Georgina Davidson was born in Wick, the daughter of John Davison, a fish processor, and Maggie Russell. In about 1910, Georgina moved to Edinburgh to take up a post as a schoolteacher. At her local church she met Malcolm MacKinnon and the two married in 1915, later having two children.
Malcolm MacKinnon had moved to Edinburgh from Skye in 1900 and worked for a distillery company. In 1909 he began producing commercial quantities of a traditional MacKinnon liqueur called "Drambuie". The story goes that during the flight of Bonnie Prince Charlie in 1746, he was helped by a Captain John MacKinnon. In return, the Prince gave MacKinnon the recipe of his personal liqueur. After being made by the MacKinnons on Skye for their personal consumption for over a century, the drink went public in the Broadford Inn (now the Broadford Hotel) in the 1870s, and the name Drambuie was registered as a trademark in 1893. The name, incidentally, comes either from an dram buidhe meaning "the yellow drink" or an dram buidheach meaning "the drink that satisfies". Which translation you prefer depends on whether you are swayed more by the very literal way in which things were very commonly named after their colours in Gaelic, or by the desire to market a brand!

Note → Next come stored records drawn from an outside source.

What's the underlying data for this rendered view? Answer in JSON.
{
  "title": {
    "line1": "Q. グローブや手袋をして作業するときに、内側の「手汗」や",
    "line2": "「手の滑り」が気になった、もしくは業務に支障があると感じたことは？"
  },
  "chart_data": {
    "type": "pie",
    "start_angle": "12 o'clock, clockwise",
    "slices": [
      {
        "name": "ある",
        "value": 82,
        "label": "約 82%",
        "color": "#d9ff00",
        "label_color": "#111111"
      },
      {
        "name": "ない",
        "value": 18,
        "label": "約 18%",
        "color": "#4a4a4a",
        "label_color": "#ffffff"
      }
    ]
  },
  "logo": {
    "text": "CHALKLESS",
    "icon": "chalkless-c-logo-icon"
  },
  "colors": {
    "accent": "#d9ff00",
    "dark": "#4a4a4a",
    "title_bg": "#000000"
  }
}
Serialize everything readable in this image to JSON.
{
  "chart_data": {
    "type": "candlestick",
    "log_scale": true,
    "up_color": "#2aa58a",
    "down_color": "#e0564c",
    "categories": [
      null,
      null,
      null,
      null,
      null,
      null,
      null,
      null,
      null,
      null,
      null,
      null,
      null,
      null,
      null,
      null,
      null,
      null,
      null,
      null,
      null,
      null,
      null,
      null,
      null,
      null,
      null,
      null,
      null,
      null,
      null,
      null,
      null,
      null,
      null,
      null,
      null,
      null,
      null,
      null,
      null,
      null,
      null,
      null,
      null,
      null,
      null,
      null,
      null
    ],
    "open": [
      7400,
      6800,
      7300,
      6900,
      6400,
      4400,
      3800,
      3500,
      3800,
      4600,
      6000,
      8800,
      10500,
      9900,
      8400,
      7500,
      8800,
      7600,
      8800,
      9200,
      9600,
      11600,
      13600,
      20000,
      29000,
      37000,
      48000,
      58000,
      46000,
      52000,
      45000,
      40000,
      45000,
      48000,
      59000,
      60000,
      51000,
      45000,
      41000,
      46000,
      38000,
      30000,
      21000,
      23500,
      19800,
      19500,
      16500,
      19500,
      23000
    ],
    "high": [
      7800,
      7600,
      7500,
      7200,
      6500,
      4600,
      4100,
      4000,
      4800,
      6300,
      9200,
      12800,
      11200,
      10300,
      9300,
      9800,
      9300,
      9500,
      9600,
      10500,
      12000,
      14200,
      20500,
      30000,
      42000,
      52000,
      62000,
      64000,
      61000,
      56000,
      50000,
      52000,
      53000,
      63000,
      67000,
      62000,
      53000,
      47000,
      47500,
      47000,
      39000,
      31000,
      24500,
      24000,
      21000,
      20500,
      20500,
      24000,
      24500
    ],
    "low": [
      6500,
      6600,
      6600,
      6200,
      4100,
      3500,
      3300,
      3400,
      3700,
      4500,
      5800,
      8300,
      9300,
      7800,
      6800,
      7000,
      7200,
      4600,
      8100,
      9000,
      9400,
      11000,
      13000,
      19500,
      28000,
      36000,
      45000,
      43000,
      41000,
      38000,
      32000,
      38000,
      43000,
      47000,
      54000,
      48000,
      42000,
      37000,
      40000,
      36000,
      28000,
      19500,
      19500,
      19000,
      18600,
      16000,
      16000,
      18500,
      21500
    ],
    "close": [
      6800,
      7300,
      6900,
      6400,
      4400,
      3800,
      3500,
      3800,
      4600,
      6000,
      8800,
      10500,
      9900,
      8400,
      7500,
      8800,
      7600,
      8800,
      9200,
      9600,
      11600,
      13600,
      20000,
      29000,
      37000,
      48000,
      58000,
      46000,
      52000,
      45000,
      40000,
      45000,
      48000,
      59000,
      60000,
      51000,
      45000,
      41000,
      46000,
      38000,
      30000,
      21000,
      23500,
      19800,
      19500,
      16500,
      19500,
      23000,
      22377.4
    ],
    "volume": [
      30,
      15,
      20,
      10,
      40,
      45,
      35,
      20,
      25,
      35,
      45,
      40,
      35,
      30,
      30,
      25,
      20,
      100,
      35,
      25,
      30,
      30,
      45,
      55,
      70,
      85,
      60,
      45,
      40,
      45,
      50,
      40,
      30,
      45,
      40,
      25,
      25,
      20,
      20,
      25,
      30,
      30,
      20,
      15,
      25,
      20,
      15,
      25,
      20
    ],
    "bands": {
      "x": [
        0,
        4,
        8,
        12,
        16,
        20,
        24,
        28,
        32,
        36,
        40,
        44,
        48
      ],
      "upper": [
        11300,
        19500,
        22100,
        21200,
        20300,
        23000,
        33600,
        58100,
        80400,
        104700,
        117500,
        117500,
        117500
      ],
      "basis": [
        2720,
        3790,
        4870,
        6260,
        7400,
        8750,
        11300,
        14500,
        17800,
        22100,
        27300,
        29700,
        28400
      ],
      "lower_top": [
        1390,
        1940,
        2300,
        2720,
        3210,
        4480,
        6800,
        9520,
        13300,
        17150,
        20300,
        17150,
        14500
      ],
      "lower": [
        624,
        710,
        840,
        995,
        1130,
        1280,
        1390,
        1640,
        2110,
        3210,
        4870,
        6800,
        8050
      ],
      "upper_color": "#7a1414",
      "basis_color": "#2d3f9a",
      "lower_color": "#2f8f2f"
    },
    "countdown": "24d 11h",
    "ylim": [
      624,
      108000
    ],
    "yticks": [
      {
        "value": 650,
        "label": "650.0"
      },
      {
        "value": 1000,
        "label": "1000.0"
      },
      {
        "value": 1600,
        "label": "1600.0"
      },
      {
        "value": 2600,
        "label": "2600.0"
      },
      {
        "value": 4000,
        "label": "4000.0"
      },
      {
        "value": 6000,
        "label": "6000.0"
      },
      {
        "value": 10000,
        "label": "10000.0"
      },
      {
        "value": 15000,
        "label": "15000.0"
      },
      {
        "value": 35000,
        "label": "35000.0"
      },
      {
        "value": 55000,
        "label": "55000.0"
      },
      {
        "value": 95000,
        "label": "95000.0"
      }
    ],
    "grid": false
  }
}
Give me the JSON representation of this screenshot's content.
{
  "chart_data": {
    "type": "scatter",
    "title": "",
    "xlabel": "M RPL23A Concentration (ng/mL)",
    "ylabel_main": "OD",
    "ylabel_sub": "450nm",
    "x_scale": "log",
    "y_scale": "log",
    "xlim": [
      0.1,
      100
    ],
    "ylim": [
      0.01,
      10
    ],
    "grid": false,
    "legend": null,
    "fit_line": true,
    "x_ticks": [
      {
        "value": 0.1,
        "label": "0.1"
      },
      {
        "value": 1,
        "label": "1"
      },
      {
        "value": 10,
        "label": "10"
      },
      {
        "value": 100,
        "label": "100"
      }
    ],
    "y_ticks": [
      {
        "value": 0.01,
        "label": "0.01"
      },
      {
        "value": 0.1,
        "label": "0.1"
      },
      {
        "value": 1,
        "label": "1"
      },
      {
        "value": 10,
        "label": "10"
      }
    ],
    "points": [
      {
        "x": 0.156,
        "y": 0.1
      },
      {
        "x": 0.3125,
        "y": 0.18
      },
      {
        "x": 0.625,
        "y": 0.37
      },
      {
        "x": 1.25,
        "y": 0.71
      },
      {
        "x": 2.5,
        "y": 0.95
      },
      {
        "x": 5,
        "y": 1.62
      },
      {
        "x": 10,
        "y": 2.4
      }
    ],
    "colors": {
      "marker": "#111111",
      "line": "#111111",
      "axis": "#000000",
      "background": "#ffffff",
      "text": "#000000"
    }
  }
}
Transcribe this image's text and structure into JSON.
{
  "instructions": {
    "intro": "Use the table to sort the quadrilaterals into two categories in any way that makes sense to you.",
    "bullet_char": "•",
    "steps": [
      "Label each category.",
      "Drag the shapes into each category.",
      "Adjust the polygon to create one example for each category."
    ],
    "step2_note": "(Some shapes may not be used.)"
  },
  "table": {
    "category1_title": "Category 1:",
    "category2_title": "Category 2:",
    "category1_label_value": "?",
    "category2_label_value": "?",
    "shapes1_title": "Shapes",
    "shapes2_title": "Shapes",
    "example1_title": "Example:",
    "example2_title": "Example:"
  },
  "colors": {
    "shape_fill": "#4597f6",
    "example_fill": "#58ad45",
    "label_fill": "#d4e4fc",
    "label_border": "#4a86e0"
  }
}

Malcolm's 1909 production of Drambuie introduced the liqueur to a much wider market and in 1914 he launched the Drambuie Liqueur Company. When Malcolm MacKinnon died in 1945, Georgina became chairwoman of the company. The dramatic growth in the popularity of Drambuie in the 1950s and 1960s owes much to her business acumen and her globetrotting, often accompanied by her own bagpipers. She also successfully created an aura of mystery around the drink, starting the tradition that the recipe was a secret known only to a single female member of the family. Georgina passed on the recipe to her daughter-in-law when she retired to become a cattle breeder near Linlithgow. She was awarded an OBE in 1964.